Droit « moral » à l’immigration ?

A quelques mois de votations qui vont définir notre droit concernant l’accueil de requérants d’asile et l’arrivée d’étranger sur notre territoire, il nous semble nécessaire de préciser certaines choses concernant le soit disant devoir moral des Suisses à accueillir toute la misère du monde. Nombre d’associations socialisantes et leurs valets de la droite gauchisante essaient de nous faire avaler que ces lois sont scélérates et violent notre tradition d’accueil. Même certaines autorités ecclésiastiques se lancent dans la défense de droits « moraux » qu’auraient ces nouveaux venus et cela au détriment même de nos propres lois.

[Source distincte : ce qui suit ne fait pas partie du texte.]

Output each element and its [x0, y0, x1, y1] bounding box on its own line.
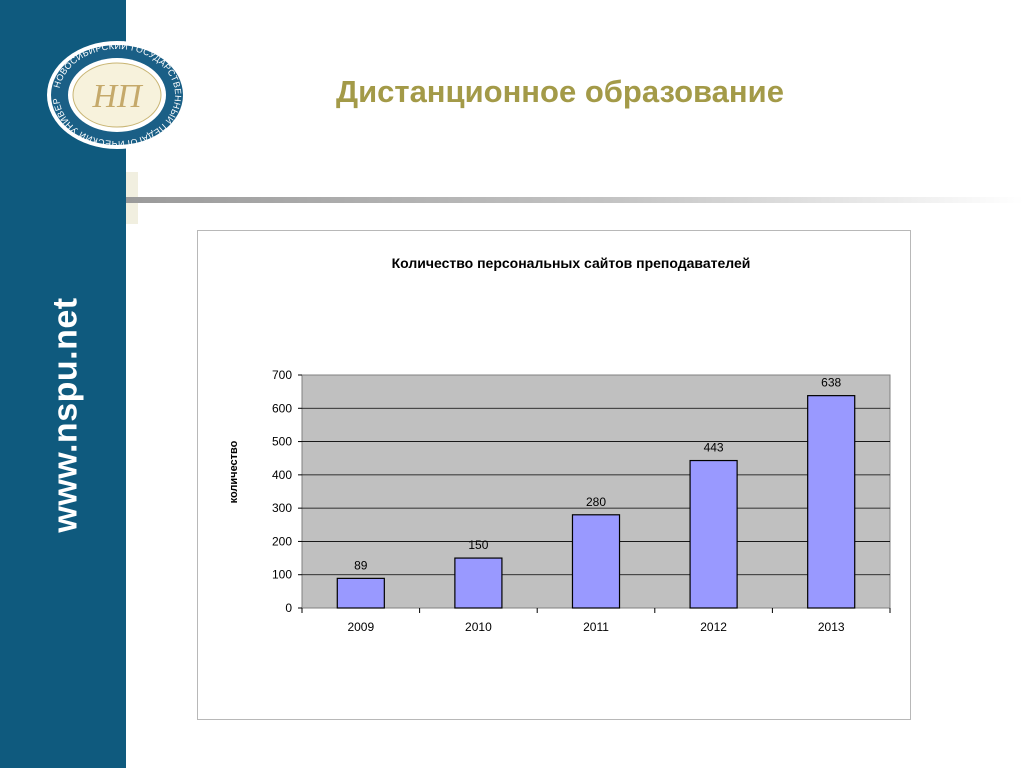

Contester la misère profonde et la situation réellement scandaleuse dont souffrent nombre d’immigrés présents chez nous, n’est pas l’apanage de la gauche. La vérité oblige à dire ici que la promotion du bien commun appelle à donner une priorité absolue à l’intégration des immigrés déjà présents, ce qui obligerait chacun à se poser en conscience la question de ses bases politiques, économiques, sociales et culturelles. Il est utile de commencer par préciser à quel niveau se situent les obligations morales auxquelles on se réfère. On évoque le « droit de l’étranger », et plus encore le « devoir moral d’accueil » érigé en principe directeur de l’action publique dans le domaine de l’immigration. Dans son enseignement, l’Église catholique a toujours fait coexister les droits et obligations corrélatifs de parties prenantes, dans une combinaison très éloignée du manichéisme que la gauche et certains groupes religieux nous rabâchent à longueur de débats. De ces droits et obligations, le paragraphe 2241 du Catéchisme de l’Église catholique donne un résumé substantiel et clair :

"Les nations les mieux pourvues sont tenues d’accueillir autant que faire se peut l’étranger en quête de sécurité et des ressources vitales qu’il ne peut trouver dans son pays d’origine. Les autorités politiques peuvent, en vue du bien commun dont elles ont la charge, subordonner l’exercice du droit d’immigration à diverses conditions juridiques, notamment au respect des devoirs des migrants à l’égard du pays d’adoption. L’immigré est tenu de respecter avec reconnaissance le patrimoine matériel et spirituel de son pays d’accueil, d’obéir à ses lois et de contribuer à ses charges."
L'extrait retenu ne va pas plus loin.